Le caractere générique de l’olive, sans avoir égard à sa bouche, est d’avoir les deux extrémités à-peu-près de même largeur, & celle d’en-bas toûjours un peu moindre : sa tête n’est point séparée de son corps par une vive arrête, comme celle du cornet, ou de la volute ; elle suit le corps en s’arrondissant : il y a cependant des olives qui ont une couronne dentelée, & qui ne laissent pas d’avoir leur tête séparée du corps par une espece de vive arrête, ce qui pourroit embarrasser : alors c’est l’extrémité d’en-bas, qui n’est jamais pointue comme celle du cornet, qui en détermine le caractere générique.

Ce testacé a les deux extrémités presque égales ; mais son corps est renflé dans le milieu, & sa bouche toujours alongée, est un peu relevée par le bas. Ses belles couleurs, ainsi que celles des cornets, ne forment point d’especes, mais seulement des variétés dans l’espece.

Balfour appelle les olives ulcombi, de même que les cornets, en les distinguant seulement par des épithetes ; d’autres les ont appellés cylindroïdes, à cause de leur figure cylindrique, ou bien cylindrus capite, seu mucrone in altum edito. Les Hollandois nomment ces sortes de coquillages brunettes.

Rondelet a mis les olives dans une classe particuliere, ne sachant où les placer ; Aldrovandus qui l’a suivi en beaucoup de choses, en a fait autant.

Dans les diverses especes d’olives, on compte 1°. l’olive verte & marbrée ; 2°. l’olive de couleur d’agate bariolée par le bas ; 3°. le cylindre nommé porphyre ; 4°. l’olive noire ; 5°. la jaune ; 6°. la solitaire ; 7°. la bariolée & fasciée par le bas ; 8°. l’olive avec des caracteres de lettres ; 9°. la violette venant de Panama ; 10°. la blanche, marquée de lignes fauves ; 11°. celle dont le sommet est couronné ; 12°. la chagrinée, ponctuée de noir avec des taches jaunes ; 13°. la blanche, marbrée de taches brunes ; 14°. l’olive faite en zigzag, bruns sur une couleur jaune.

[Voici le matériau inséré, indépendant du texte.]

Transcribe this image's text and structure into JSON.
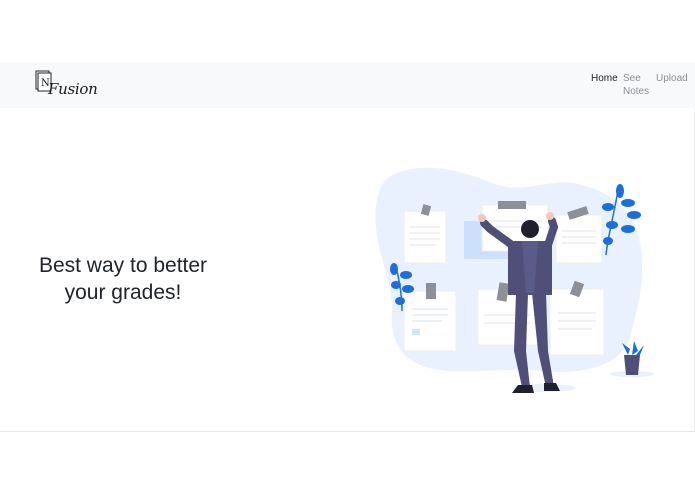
{
  "navbar": {
    "brand": {
      "initial": "N",
      "name": "Fusion"
    },
    "links": [
      {
        "label": "Home",
        "active": true
      },
      {
        "label": "See Notes",
        "active": false
      },
      {
        "label": "Upload",
        "active": false
      }
    ]
  },
  "hero": {
    "headline": "Best way to better your grades!",
    "illustration": "person-pinning-notes-illustration"
  },
  "colors": {
    "navbar_bg": "#f8f9fa",
    "accent_blue": "#1a6fe0",
    "blob": "#e8f1fd",
    "suit": "#4f4f7a",
    "text_dark": "#212529",
    "text_muted": "#8a8f94"
  }
}
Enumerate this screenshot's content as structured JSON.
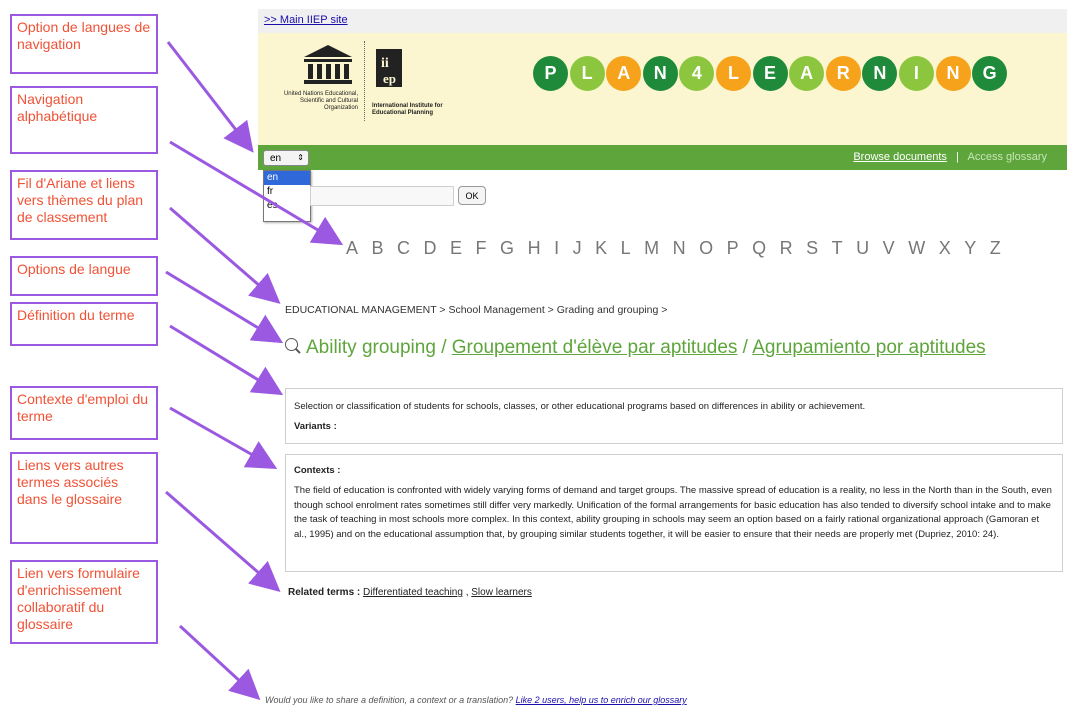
{
  "annotations": [
    {
      "text": "Option de langues de navigation"
    },
    {
      "text": "Navigation alphabétique"
    },
    {
      "text": "Fil d'Ariane et liens vers thèmes du plan de classement"
    },
    {
      "text": "Options de langue"
    },
    {
      "text": "Définition du terme"
    },
    {
      "text": "Contexte d'emploi du terme"
    },
    {
      "text": "Liens vers autres termes associés dans le glossaire"
    },
    {
      "text": "Lien vers formulaire d'enrichissement collaboratif du glossaire"
    }
  ],
  "topbar": {
    "link": ">> Main IIEP site"
  },
  "header": {
    "unesco_name": "United Nations Educational, Scientific and Cultural Organization",
    "iiep_name": "International Institute for Educational Planning",
    "logo_letters": [
      "P",
      "L",
      "A",
      "N",
      "4",
      "L",
      "E",
      "A",
      "R",
      "N",
      "I",
      "N",
      "G"
    ],
    "logo_colors": [
      "#1f8a3a",
      "#8cc63f",
      "#f7a21b",
      "#1f8a3a",
      "#8cc63f",
      "#f7a21b",
      "#1f8a3a",
      "#8cc63f",
      "#f7a21b",
      "#1f8a3a",
      "#8cc63f",
      "#f7a21b",
      "#1f8a3a"
    ]
  },
  "nav": {
    "lang_selected": "en",
    "lang_options": [
      "en",
      "fr",
      "es"
    ],
    "browse": "Browse documents",
    "separator": "|",
    "access": "Access glossary"
  },
  "search": {
    "ok": "OK"
  },
  "alphabet": [
    "A",
    "B",
    "C",
    "D",
    "E",
    "F",
    "G",
    "H",
    "I",
    "J",
    "K",
    "L",
    "M",
    "N",
    "O",
    "P",
    "Q",
    "R",
    "S",
    "T",
    "U",
    "V",
    "W",
    "X",
    "Y",
    "Z"
  ],
  "breadcrumb": "EDUCATIONAL MANAGEMENT > School Management > Grading and grouping >",
  "term": {
    "en": "Ability grouping",
    "sep1": " / ",
    "fr": "Groupement d'élève par aptitudes",
    "sep2": " / ",
    "es": "Agrupamiento por aptitudes"
  },
  "definition": {
    "text": "Selection or classification of students for schools, classes, or other educational programs based on differences in ability or achievement.",
    "variants_label": "Variants :"
  },
  "contexts": {
    "label": "Contexts :",
    "text": "The field of education is confronted with widely varying forms of demand and target groups. The massive spread of education is a reality, no less in the North than in the South, even though school enrolment rates sometimes still differ very markedly. Unification of the formal arrangements for basic education has also tended to diversify school intake and to make the task of teaching in most schools more complex. In this context, ability grouping in schools may seem an option based on a fairly rational organizational approach (Gamoran et al., 1995) and on the educational assumption that, by grouping similar students together, it will be easier to ensure that their needs are properly met (Dupriez, 2010: 24)."
  },
  "related": {
    "label": "Related terms :",
    "terms": [
      "Differentiated teaching",
      "Slow learners"
    ],
    "sep": " , "
  },
  "footer": {
    "question": "Would you like to share a definition, a context or a translation? ",
    "link": "Like 2 users, help us to enrich our glossary"
  },
  "colors": {
    "accent_green": "#5ea53b",
    "callout_border": "#9a59e0",
    "callout_text": "#f05236"
  }
}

Ce testacé est presque le même que le cornet, non seulement pour la coquille, mais même pour l’animal qui y est logé. La seule forme extérieure de la coquille qui est renflée dans le milieu, & plus large dans la partie d’en-bas (ce qui la rend presque égale à la supérieure) lui a fait donner le nom d’olive de cylindre ou de rouleau. Cette coquille est souvent plus mince, & son ouverture est aussi plus large que celle du cornet, quoique l’opercule qui doit la couvrir, soit plus petit ; on le trouve à l’ordinaire au bout de la plaque ; la tête est plus détachée que celle du cornet ; mais la clavicule est ordinairement plus petite & plus plate, n’ayant que six spires, souvent dentelées par étages ; sa plaque est presque aussi longue que sa coquille ; quand elle veut marcher, elle sort quelquefois par le côté ; & d’autres fois elle en couvre une partie. La robe de l’olive peut disputer de beauté avec celle du cornet ; bariolée comme elle de taches jaunâtres sur un fond blanc, elle occasionne les compartimens les plus agréables. Hist. natur. éclaircie. (D. J.)

Olive, (Diete.) voyez Olivier, Diete & Mat. médicale.

Olives, en Architecture, sont de petits grains oblongs, enfilés en maniere de chapelets, qui se taillent sur différentes moulures, mais particulierement sur les baguettes des astragales.

Olive, en terme de Boutonnier, c’est un ouvrage en bois tourné & paré dans le milieu, que l’on couvre diversement pour faire des boutons aux surtous pour la campagne, ou qui servent d’arrêt aux crémaillées de carrosses. On l’appelle olive, à cause de la ressemblance qu’elle a avec le fruit de ce nom.

Olives, (Maréchall.) sorte d’embouchure : olives à couplet.